5 Ways for Busy Women to Boost Their Spiritual Life. (Strictly no meditation)

March 19, 2015
JEMIMA THACKRAY for The Telegraph (U.K.)
Organised religion may be on its last legs, but spirituality is all the rage.  Therapy Thought - Photo by Alamy

Courses in yoga, zen, mindfulness, reiki and meditation all have waiting lists of people who may have abandoned the idea of an all-powerful creator, but still crave transcendence. The truth is that many of us sense there’s a higher mystery about human existence – and we want connect with it.

I often hear people say they need to ‘work on’ their spirituality, or they wish they were ‘more spiritual’, but they just don’t have the hours in the day.

Indeed, the array of spiritual products on the market seems to demand an inordinate amount of time and head space. I confess I haven’t even got the focus to engage in the two-minute relaxation at the end of my yoga class.

It’s an agonizing 120 seconds spent desperately trying to still my mind; but by the end I have usually planned dinner, compiled a mental to-do list, and vowed to paint my toe nails like the infinitely more glamorous women either side of me.

The reality is that silence and stillness – the ingredients of so much modern spiritual endeavour – aren’t that easy to come by.

Nor does this approach suit everyone; some of us are thinkers and doers, and may be at our most spiritual when being proactive.

So, for when life is busy and we lack the capacity to be lifted to higher planes, (or we’re just not the meditating type), here are five simple steps to bring the beyond a bit closer – to incorporate spirituality into the here and now.

1) Do a personal MOT
Ask a friend to tell you what they really see in you

Book in an evening with a good friend and ask her to pick out one or two areas of your life where you seem to be thriving and happy. Then see if she can pinpoint areas where you seem less than the person you want to be, the parts which are not energising.

It can be a spiritually fruitful exercise to have an honest, outside perspective and to make yourself vulnerable with someone you trust. Self-awareness is key to spiritual awareness.

You can also offer to do the same for your pal; it’s well known that devoting time to help and encourage other people, no matter how briefly, is edifying for all involved.

Random acts of kindness, even just a smile for a stranger, can completely shift our perspective away from the things that loom large in our thoughts but are actually not that important.

2) Listen to old classics
Get into the groove

Every culture recognises the spiritual, transporting quality of music – it’s a sure-fire way to engage with your soul. Dig out a song that has really moved you in the past; the memories it evokes may help you to reflect on the ways you have grown as a person since that time.

And dance - even if you’re just jumping round the room.

As the dancer Gabrielle Roth said, dancing is: “to be swept away into something bigger than us” where we can “explore the fluidity of being alive… the beats that drive us ever deeper inside, that break down
walls and make us sweat our prayers.”

3) Eat
Eat something simple every day

Most cultures acknowledge the almost primordial spirituality in eating. It is such a basic human need and yet it yields so much pleasure.

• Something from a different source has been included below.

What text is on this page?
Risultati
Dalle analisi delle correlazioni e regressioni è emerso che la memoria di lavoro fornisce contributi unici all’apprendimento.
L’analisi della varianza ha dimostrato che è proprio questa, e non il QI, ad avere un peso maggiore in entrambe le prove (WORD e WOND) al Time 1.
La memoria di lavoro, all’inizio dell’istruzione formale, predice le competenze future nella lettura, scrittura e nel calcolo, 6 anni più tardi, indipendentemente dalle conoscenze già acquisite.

Make one of your daily snacks something very simple - a hunk of bread is ideal. The experience of eating plain bread with purpose (rather than wolfing it down when you can’t wait for your starter to arrive) can be quite profound.

Noticing the small things in life - the basic processes of being human - can also help concentrate the mind on your own presence and the space you occupy on the earth.

It creates a sense of connection with the other people, in other cultures, with little or plenty - all eating their daily bread.

4) Write lists
What do I love about myself? My money jar...

Not to-do lists. You may not have the time to keep a journal or pen a poem, but a list is quick and easy. Regularly write down five things you love about your life. Gratitude is a spiritually attentive state of mind, which creates openness to new possibilities. It trains your brain to feel positive.

Try writing a list of the values that sum you up as an individual. Don’t over-analyse these – just scribble them down like a stream of consciousness. You may be surprised at what’s brought to the surface.
Putting your principles down on paper can also help you face difficult situations with integrity.

Finally, list your dreams. There is something cathartic about articulating your deepest desires. Being hopeful is a state of mind that can lead to new adventures.

5) Seek beauty
Candles lit. Now where did I put my shower gel?

Not many of us have the time to go on country walks or meander round art galleries. But we can usually find something truly beautiful in our everyday lives if we look for it. Try driving home a slightly longer way, via a view.

Light a candle – they’ve been used in spiritual practice for centuries because of their ethereal beauty. It’s about snatching moments for contemplation wherever you can, so why not have a couple of candles in the bathroom that you can light even when jumping in the shower – it may slow you down and bring a new awareness of your body and its physical presence.

Another idea, if you have little kids in your life, is to take note when they are looking at something carefully.

Observe it with them and try to see the object with a child’s eyes. This practise of viewing familiar things as if they were new can be very spiritually fertile.